About that church girl on The Voice: Might faith have something to do with her music?
Anyone who follows GetReligion knows that I am really into music of just about every kind (basically everything except opera and pop-country). I have never, however, been a fan of the whole world of reality TV.
So you put the two together -- pop music and reality TV -- and I would much rather cue up something from my massive Doctor Who library.
However, I do live in East Tennessee and was pretty hard not to notice, in the newspapers at least, when a show like The Voice got down to the final two singers and both of them were from here in the Hills. The winner of season nine was Jordan Smith, from down the valley at Lee University, and the runner-up was a young woman from Knoxville named Emily Ann Roberts.
Now, if you follow those polls to determine America's most religious or "Bible-minded" cities, then you know that Knoxville is not exactly Portland, either Maine or Oregon.
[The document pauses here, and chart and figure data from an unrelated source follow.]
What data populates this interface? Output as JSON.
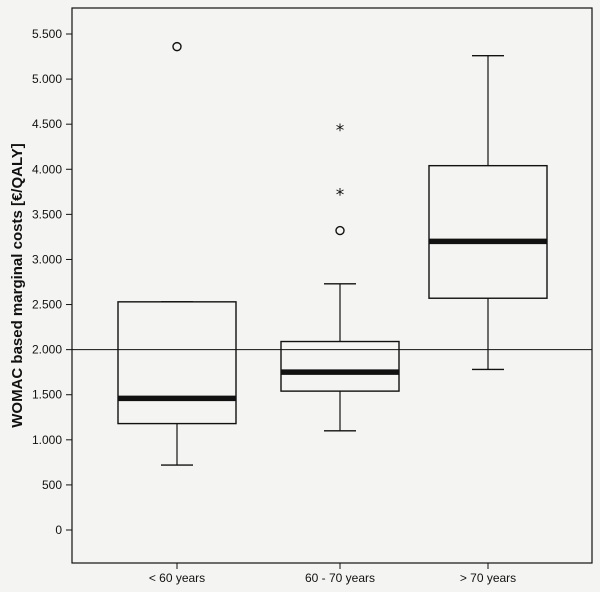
{
  "chart_data": {
    "type": "box",
    "ylabel": "WOMAC based marginal costs [€/QALY]",
    "xlabel": "",
    "ylim": [
      -350,
      5800
    ],
    "yticks": [
      0,
      500,
      1000,
      1500,
      2000,
      2500,
      3000,
      3500,
      4000,
      4500,
      5000,
      5500
    ],
    "ytick_labels": [
      "0",
      "500",
      "1.000",
      "1.500",
      "2.000",
      "2.500",
      "3.000",
      "3.500",
      "4.000",
      "4.500",
      "5.000",
      "5.500"
    ],
    "reference_line": 2000,
    "grid": false,
    "categories": [
      "< 60 years",
      "60 - 70 years",
      "> 70 years"
    ],
    "boxes": [
      {
        "category": "< 60 years",
        "whisker_low": 720,
        "q1": 1180,
        "median": 1460,
        "q3": 2530,
        "whisker_high": 2530,
        "outliers": [
          5360
        ],
        "extremes": []
      },
      {
        "category": "60 - 70 years",
        "whisker_low": 1100,
        "q1": 1540,
        "median": 1750,
        "q3": 2090,
        "whisker_high": 2730,
        "outliers": [
          3320
        ],
        "extremes": [
          3740,
          4460
        ]
      },
      {
        "category": "> 70 years",
        "whisker_low": 1780,
        "q1": 2570,
        "median": 3200,
        "q3": 4040,
        "whisker_high": 5260,
        "outliers": [],
        "extremes": []
      }
    ]
  }
}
Thus, it didn't take a doctorate in sociology to figure out that, here in Dolly Parton territory, young Roberts has spent some time singing in church.
This showed up -- in the vaguest possible terms -- in a recent Knoxville News-Sentinel update on her life and work after the finale of The Voice.
This was not a hard puzzle to figure out, folks. Let's start right at the opening:
There was a lot of music in Emily Ann Roberts before she became a popular finalist on "The Voice." The 17-year-old Karns High School junior says she soaked up her father's CD collection when she was younger.
"I rode around with my dad when I was younger, and he just played his favorite albums for me, so I just grew up on that and just latched on to it," says Roberts. "It's really fun to take his music and try to bring it into my generation. I just think that music has so much soul and it's just so special that I don't think it should be forgotten about."
She says there was one album that was particularly special -- Ricky Skaggs' disc "Soldier of the Cross."
"I knew every word to every song and every harmony part on that album," says Roberts. "If my family were all in the car together, that is the album we'd be playing. We'd all sing along to it. Now when I listen to it, it just brings back so many good memories. That has to be the first piece of music that really just formed my love for bluegrass music and that classic sound."
So Roberts had her dream come true when she was able to perform with Skaggs on "The Voice." Now, this is the same Skaggs who is one of the most outspoken evangelical Christians in the world of bluegrass and country music, even when it comes to taking stands on controversial issues -- think abortion, for example -- that have hurt his career.
But there were other hints in this piece.
Roberts says it was her seventh-grade talent show at Karns Middle School that really put her on the road to becoming a performer.
"I'd sang in church my whole life, but I'd never accompanied myself on guitar and actually gone out and performed somewhere. I tried out for the talent show in sixth grade and didn't make it. So I learned guitar so I could accompany myself. I tried out again in seventh grade and I made it. It was so much fun. I remember it being the best feeling in the world. The whole middle school was in the gym and all the bleachers were full and people were sitting in chairs, and I remember it being such a rush and so much fun. I wasn't even in it to win, and I ended up winning it."
Later on, she talks about her love of the modern-grass style of The Dixie Chicks, but she stresses that her goal is to find a niche between classic country and gospel music.
So, just to state the obvious: Do you think that readers in East Tennessee would have liked to know, well, where this young woman did all that church singing and how she plans to carry on as a believer in the world of mainstream popular music?
There are other logical questions. Has her faith ever been challenged? Has anyone suggested that her beliefs might hinder her career? How does she plan to avoid being pulled into Contemporary Christian Music? Has she talked to, oh, Skaggs about that? How about any of the other thinking Christians who work in the Nashville mainstream (such as T-Bone Burnett or Charlie Peacock)?
Just asking. It could have been a really interesting story with one or two additional questions.